Während ich durch die Stuttgarter Ministerien gehe, höre ich immer wieder die gleiche Sorge: „Die AfD mag in Baden-Württemberg noch nicht so stark sein wie in Thüringen mit 33 Prozent, aber der Trend ist eindeutig“, sagt mir eine Referatsleiterin im Staatsministerium, die anonym bleiben möchte.
Das Bundesamt für Verfassungsschutz stuft die AfD bereits als rechtsextremen Verdachtsfall ein. Doch eine Partei zu verbieten, ist in Deutschland zu Recht eine hohe Hürde. Christina Morina, Professorin für moderne Geschichte an der Universität Bielefeld, erklärt mir beim Kaffee in Berlin: „Die Entscheidung des Bundesverfassungsgerichts im NPD-Fall 2017 war fatal. Die Richter lehnten ein Verbot ab, weil die Partei zu unbedeutend sei – ein Präzedenzfall, der uns heute einholt.“
Merz‘ Männerrunde und die Frauenfrage
Ein Foto macht die Runde in den sozialen Medien: Friedrich Merz und sein Übergangsteam – sechs Männer um einen Tisch, keine einzige Frau. „Wir sind bereit für den politischen Wandel in Deutschland“, schrieb CSU-Chef Markus Söder dazu. Die Reaktionen: beißender Spott. „Die neue syrische Regierung ist wahrscheinlich vielfältiger als das Verhandlungsteam der Union“, kommentierte Grünen-Politikerin Franziska Brantner.
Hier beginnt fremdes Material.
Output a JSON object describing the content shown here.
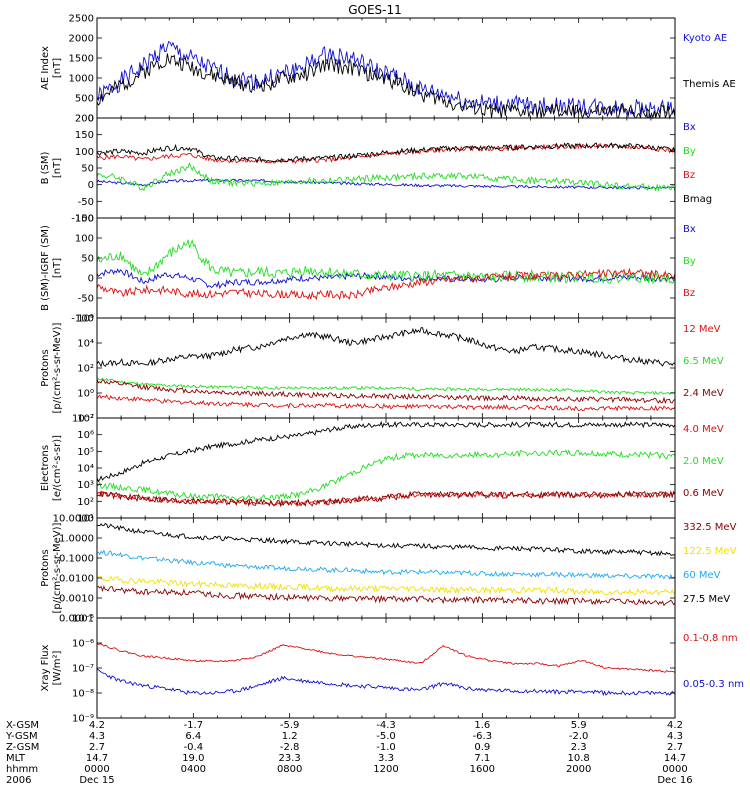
{
  "title": "GOES-11",
  "colors": {
    "black": "#000000",
    "blue": "#1111cc",
    "green": "#22dd22",
    "red": "#dd1111",
    "darkred": "#8b0000",
    "yellow": "#f2e000",
    "cyan": "#22aaee"
  },
  "chart_data": [
    {
      "type": "line",
      "panel": "ae",
      "ylabel": [
        "AE Index",
        "[nT]"
      ],
      "ylim": [
        0,
        2500
      ],
      "yticks": [
        "0",
        "500",
        "1000",
        "1500",
        "2000",
        "2500"
      ],
      "yticks_vals": [
        0,
        500,
        1000,
        1500,
        2000,
        2500
      ],
      "series": [
        {
          "name": "Kyoto AE",
          "color": "blue",
          "noise": 230,
          "seed": 1,
          "values": [
            500,
            900,
            1300,
            1800,
            1500,
            1200,
            1000,
            900,
            1100,
            1300,
            1600,
            1500,
            1200,
            1000,
            700,
            600,
            400,
            350,
            330,
            300,
            300,
            280,
            260,
            250,
            230,
            220
          ]
        },
        {
          "name": "Themis AE",
          "color": "black",
          "noise": 200,
          "seed": 2,
          "values": [
            450,
            800,
            1150,
            1500,
            1300,
            1050,
            900,
            800,
            950,
            1100,
            1350,
            1250,
            1050,
            900,
            600,
            450,
            260,
            180,
            170,
            160,
            160,
            150,
            150,
            140,
            140,
            140
          ]
        }
      ]
    },
    {
      "type": "line",
      "panel": "bsm",
      "ylabel": [
        "B (SM)",
        "[nT]"
      ],
      "ylim": [
        -100,
        200
      ],
      "yticks": [
        "-100",
        "-50",
        "0",
        "50",
        "100",
        "150",
        "200"
      ],
      "yticks_vals": [
        -100,
        -50,
        0,
        50,
        100,
        150,
        200
      ],
      "series": [
        {
          "name": "Bx",
          "color": "blue",
          "noise": 4,
          "seed": 3,
          "values": [
            10,
            5,
            0,
            10,
            12,
            13,
            13,
            12,
            10,
            8,
            5,
            3,
            2,
            0,
            -2,
            -3,
            -4,
            -5,
            -6,
            -6,
            -7,
            -8,
            -8,
            -9,
            -9,
            -10
          ]
        },
        {
          "name": "By",
          "color": "green",
          "noise": 10,
          "seed": 4,
          "values": [
            30,
            20,
            -10,
            30,
            55,
            10,
            5,
            5,
            5,
            10,
            12,
            15,
            20,
            22,
            25,
            27,
            25,
            20,
            15,
            12,
            10,
            5,
            0,
            -5,
            -8,
            -12
          ]
        },
        {
          "name": "Bz",
          "color": "red",
          "noise": 7,
          "seed": 5,
          "values": [
            80,
            85,
            75,
            85,
            90,
            75,
            72,
            70,
            70,
            72,
            75,
            80,
            88,
            95,
            100,
            105,
            108,
            108,
            110,
            112,
            114,
            115,
            116,
            114,
            110,
            100
          ]
        },
        {
          "name": "Bmag",
          "color": "black",
          "noise": 8,
          "seed": 6,
          "values": [
            95,
            100,
            95,
            110,
            110,
            80,
            78,
            75,
            75,
            78,
            80,
            86,
            93,
            100,
            104,
            108,
            110,
            110,
            112,
            114,
            116,
            116,
            118,
            116,
            112,
            103
          ]
        }
      ]
    },
    {
      "type": "line",
      "panel": "bigrf",
      "ylabel": [
        "B (SM)-IGRF (SM)",
        "[nT]"
      ],
      "ylim": [
        -100,
        150
      ],
      "yticks": [
        "-100",
        "-50",
        "0",
        "50",
        "100",
        "150"
      ],
      "yticks_vals": [
        -100,
        -50,
        0,
        50,
        100,
        150
      ],
      "series": [
        {
          "name": "Bx",
          "color": "blue",
          "noise": 8,
          "seed": 7,
          "values": [
            10,
            20,
            -10,
            10,
            0,
            -20,
            -10,
            -10,
            -5,
            0,
            0,
            5,
            5,
            0,
            0,
            -2,
            -3,
            -4,
            0,
            2,
            0,
            -2,
            0,
            2,
            0,
            -2
          ]
        },
        {
          "name": "By",
          "color": "green",
          "noise": 14,
          "seed": 8,
          "values": [
            40,
            60,
            0,
            55,
            90,
            20,
            10,
            15,
            10,
            20,
            15,
            10,
            5,
            5,
            5,
            5,
            5,
            0,
            5,
            5,
            0,
            5,
            0,
            5,
            0,
            0
          ]
        },
        {
          "name": "Bz",
          "color": "red",
          "noise": 10,
          "seed": 9,
          "values": [
            -20,
            -40,
            -30,
            -30,
            -40,
            -40,
            -35,
            -40,
            -40,
            -45,
            -40,
            -45,
            -30,
            -20,
            -10,
            -5,
            0,
            0,
            5,
            5,
            5,
            10,
            10,
            15,
            10,
            5
          ]
        }
      ]
    },
    {
      "type": "line",
      "panel": "protons1",
      "scale": "log",
      "ylabel": [
        "Protons",
        "[p/(cm²-s-sr-MeV)]"
      ],
      "ylim": [
        0.01,
        1000000
      ],
      "yticks": [
        "10⁻²",
        "10⁰",
        "10²",
        "10⁴",
        "10⁶"
      ],
      "yticks_vals": [
        0.01,
        1,
        100,
        10000,
        1000000
      ],
      "series": [
        {
          "name": "12 MeV",
          "color": "red",
          "noise": 0.18,
          "seed": 10,
          "values": [
            0.5,
            0.4,
            0.3,
            0.2,
            0.18,
            0.15,
            0.13,
            0.12,
            0.1,
            0.1,
            0.1,
            0.09,
            0.09,
            0.08,
            0.08,
            0.08,
            0.07,
            0.07,
            0.07,
            0.07,
            0.06,
            0.06,
            0.06,
            0.06,
            0.06,
            0.06
          ]
        },
        {
          "name": "6.5 MeV",
          "color": "green",
          "noise": 0.12,
          "seed": 11,
          "values": [
            15,
            8,
            5,
            4,
            3.5,
            3,
            3,
            2.5,
            2.5,
            2.5,
            2.5,
            2.5,
            2.5,
            2.5,
            2,
            2,
            2,
            2,
            2,
            1.8,
            1.8,
            1.5,
            1.2,
            1,
            1,
            1
          ]
        },
        {
          "name": "2.4 MeV",
          "color": "darkred",
          "noise": 0.2,
          "seed": 12,
          "values": [
            10,
            5,
            3,
            2,
            1.5,
            1.2,
            1,
            0.9,
            0.8,
            0.7,
            0.7,
            0.6,
            0.6,
            0.5,
            0.5,
            0.5,
            0.4,
            0.4,
            0.4,
            0.35,
            0.35,
            0.3,
            0.3,
            0.3,
            0.25,
            0.25
          ]
        },
        {
          "name": "",
          "color": "black",
          "noise": 0.25,
          "seed": 13,
          "values": [
            200,
            300,
            200,
            500,
            800,
            1000,
            3000,
            5000,
            20000,
            50000,
            30000,
            10000,
            20000,
            50000,
            100000,
            50000,
            20000,
            5000,
            2000,
            5000,
            3000,
            2000,
            1000,
            500,
            300,
            200
          ]
        }
      ]
    },
    {
      "type": "line",
      "panel": "electrons",
      "scale": "log",
      "ylabel": [
        "Electrons",
        "[e/(cm²-s-sr)]"
      ],
      "ylim": [
        10,
        10000000
      ],
      "yticks": [
        "10¹",
        "10²",
        "10³",
        "10⁴",
        "10⁵",
        "10⁶",
        "10⁷"
      ],
      "yticks_vals": [
        10,
        100,
        1000,
        10000,
        100000,
        1000000,
        10000000
      ],
      "series": [
        {
          "name": "4.0 MeV",
          "color": "red",
          "noise": 0.15,
          "seed": 14,
          "values": [
            300,
            200,
            150,
            120,
            100,
            100,
            90,
            90,
            80,
            80,
            90,
            120,
            150,
            200,
            250,
            250,
            250,
            250,
            250,
            250,
            250,
            250,
            250,
            250,
            250,
            250
          ]
        },
        {
          "name": "2.0 MeV",
          "color": "green",
          "noise": 0.18,
          "seed": 15,
          "values": [
            1000,
            700,
            500,
            300,
            200,
            200,
            150,
            150,
            200,
            300,
            1000,
            5000,
            20000,
            50000,
            60000,
            60000,
            60000,
            60000,
            70000,
            80000,
            80000,
            80000,
            70000,
            60000,
            60000,
            50000
          ]
        },
        {
          "name": "0.6 MeV",
          "color": "darkred",
          "noise": 0.2,
          "seed": 16,
          "values": [
            300,
            200,
            150,
            120,
            100,
            100,
            90,
            90,
            80,
            80,
            90,
            120,
            150,
            200,
            250,
            250,
            250,
            250,
            250,
            250,
            250,
            250,
            250,
            250,
            250,
            250
          ]
        },
        {
          "name": "",
          "color": "black",
          "noise": 0.15,
          "seed": 17,
          "values": [
            2000,
            5000,
            20000,
            50000,
            100000,
            200000,
            300000,
            500000,
            700000,
            1000000,
            2000000,
            3000000,
            4000000,
            4000000,
            4000000,
            4000000,
            4000000,
            4000000,
            4000000,
            4000000,
            4000000,
            4000000,
            4000000,
            4000000,
            4000000,
            4000000
          ]
        }
      ]
    },
    {
      "type": "line",
      "panel": "protons2",
      "scale": "log",
      "ylabel": [
        "Protons",
        "[p/(cm²-s-sr-MeV)]"
      ],
      "ylim": [
        0.0001,
        10
      ],
      "yticks": [
        "0.0001",
        "0.0010",
        "0.0100",
        "0.1000",
        "1.0000",
        "10.0000"
      ],
      "yticks_vals": [
        0.0001,
        0.001,
        0.01,
        0.1,
        1,
        10
      ],
      "series": [
        {
          "name": "332.5 MeV",
          "color": "darkred",
          "noise": 0.15,
          "seed": 18,
          "values": [
            0.003,
            0.0025,
            0.002,
            0.002,
            0.0018,
            0.0015,
            0.0013,
            0.0012,
            0.0011,
            0.001,
            0.001,
            0.001,
            0.0009,
            0.0009,
            0.0009,
            0.0008,
            0.0008,
            0.0008,
            0.0008,
            0.0007,
            0.0007,
            0.0007,
            0.0007,
            0.0006,
            0.0006,
            0.0006
          ]
        },
        {
          "name": "122.5 MeV",
          "color": "yellow",
          "noise": 0.15,
          "seed": 19,
          "values": [
            0.01,
            0.008,
            0.007,
            0.006,
            0.005,
            0.005,
            0.004,
            0.004,
            0.0035,
            0.0035,
            0.003,
            0.003,
            0.003,
            0.003,
            0.003,
            0.0025,
            0.0025,
            0.0025,
            0.0025,
            0.0025,
            0.0025,
            0.002,
            0.002,
            0.002,
            0.002,
            0.002
          ]
        },
        {
          "name": "60 MeV",
          "color": "cyan",
          "noise": 0.12,
          "seed": 20,
          "values": [
            0.2,
            0.15,
            0.1,
            0.08,
            0.06,
            0.05,
            0.04,
            0.035,
            0.03,
            0.03,
            0.025,
            0.025,
            0.02,
            0.02,
            0.02,
            0.018,
            0.018,
            0.016,
            0.016,
            0.015,
            0.015,
            0.014,
            0.013,
            0.012,
            0.012,
            0.012
          ]
        },
        {
          "name": "27.5 MeV",
          "color": "black",
          "noise": 0.12,
          "seed": 21,
          "values": [
            5,
            3,
            2,
            1.5,
            1.2,
            1,
            0.9,
            0.8,
            0.7,
            0.6,
            0.55,
            0.5,
            0.45,
            0.4,
            0.4,
            0.35,
            0.35,
            0.3,
            0.3,
            0.28,
            0.25,
            0.22,
            0.2,
            0.2,
            0.18,
            0.15
          ]
        }
      ]
    },
    {
      "type": "line",
      "panel": "xray",
      "scale": "log",
      "ylabel": [
        "Xray Flux",
        "[W/m²]"
      ],
      "ylim": [
        1e-09,
        1e-05
      ],
      "yticks": [
        "10⁻⁹",
        "10⁻⁸",
        "10⁻⁷",
        "10⁻⁶",
        "10⁻⁵"
      ],
      "yticks_vals": [
        1e-09,
        1e-08,
        1e-07,
        1e-06,
        1e-05
      ],
      "series": [
        {
          "name": "0.1-0.8 nm",
          "color": "red",
          "noise": 0.04,
          "seed": 22,
          "values": [
            1e-06,
            5e-07,
            3e-07,
            2.5e-07,
            2e-07,
            1.8e-07,
            2e-07,
            3e-07,
            8e-07,
            6e-07,
            4e-07,
            3e-07,
            2.5e-07,
            2e-07,
            1.5e-07,
            8e-07,
            3e-07,
            2e-07,
            1.5e-07,
            1.5e-07,
            1.2e-07,
            2e-07,
            1e-07,
            9e-08,
            8e-08,
            7e-08
          ]
        },
        {
          "name": "0.05-0.3 nm",
          "color": "blue",
          "noise": 0.08,
          "seed": 23,
          "values": [
            8e-08,
            3e-08,
            2e-08,
            1.5e-08,
            1e-08,
            1e-08,
            1.2e-08,
            2e-08,
            4e-08,
            3e-08,
            2.5e-08,
            2e-08,
            1.8e-08,
            1.5e-08,
            1.3e-08,
            2.5e-08,
            1.5e-08,
            1.3e-08,
            1.2e-08,
            1.2e-08,
            1.1e-08,
            1.2e-08,
            1e-08,
            1e-08,
            1e-08,
            1e-08
          ]
        }
      ]
    }
  ],
  "xaxis": {
    "columns": [
      {
        "x": "4.2",
        "y": "4.3",
        "z": "2.7",
        "mlt": "14.7",
        "hhmm": "0000",
        "date": "Dec 15"
      },
      {
        "x": "-1.7",
        "y": "6.4",
        "z": "-0.4",
        "mlt": "19.0",
        "hhmm": "0400",
        "date": ""
      },
      {
        "x": "-5.9",
        "y": "1.2",
        "z": "-2.8",
        "mlt": "23.3",
        "hhmm": "0800",
        "date": ""
      },
      {
        "x": "-4.3",
        "y": "-5.0",
        "z": "-1.0",
        "mlt": "3.3",
        "hhmm": "1200",
        "date": ""
      },
      {
        "x": "1.6",
        "y": "-6.3",
        "z": "0.9",
        "mlt": "7.1",
        "hhmm": "1600",
        "date": ""
      },
      {
        "x": "5.9",
        "y": "-2.0",
        "z": "2.3",
        "mlt": "10.8",
        "hhmm": "2000",
        "date": ""
      },
      {
        "x": "4.2",
        "y": "4.3",
        "z": "2.7",
        "mlt": "14.7",
        "hhmm": "0000",
        "date": "Dec 16"
      }
    ],
    "row_labels": [
      "X-GSM",
      "Y-GSM",
      "Z-GSM",
      "MLT",
      "hhmm",
      "2006"
    ]
  }
}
„Die Spätzle-Connections in Baden-Württemberg sind besorgt“, verrät mir eine CDU-Landtagsabgeordnete beim vertraulichen Gespräch. „Merz‘ Frauenproblem könnte uns bei den nächsten Landtagswahlen massiv schaden.“
Tatsächlich zeigen die Zahlen: Nur 32,4 Prozent der neuen Bundestagsabgeordneten sind weiblich – ein Rückgang gegenüber der letzten Legislatur. Die CDU/CSU liegt mit etwa 23 bzw. 25 Prozent Frauenanteil im Mittelfeld. Ausgerechnet die AfD hat mit Alice Weidel eine Frau als Kanzlerkandidatin aufgestellt, während ihr Frauenanteil im Parlament mit 12 Prozent am niedrigsten ist.
Merz selbst hat eine quotierte Besetzung seines Kabinetts ausgeschlossen: „Damit würden wir den Frauen keinen Gefallen tun.“ Eine Umfrage des Instituts Ipsos zeigt: Nur jede sechste Frau traut Merz die Kanzlerschaft zu – der größte Gender-Gap unter allen Kandidaten.
Die Brandmauer wackelt
Die „Brandmauer“ gegen die AfD – die Weigerung demokratischer Parteien, mit Rechtsextremen zusammenzuarbeiten – steht offiziell noch. Doch bereits im Januar testete Merz die Grenzen, als er einen Antrag zur Grenzkontrolle einbrachte, den die AfD unterstützte. Weidel behauptete damals, die Parteien hätten sich abgestimmt – was Merz bestritt.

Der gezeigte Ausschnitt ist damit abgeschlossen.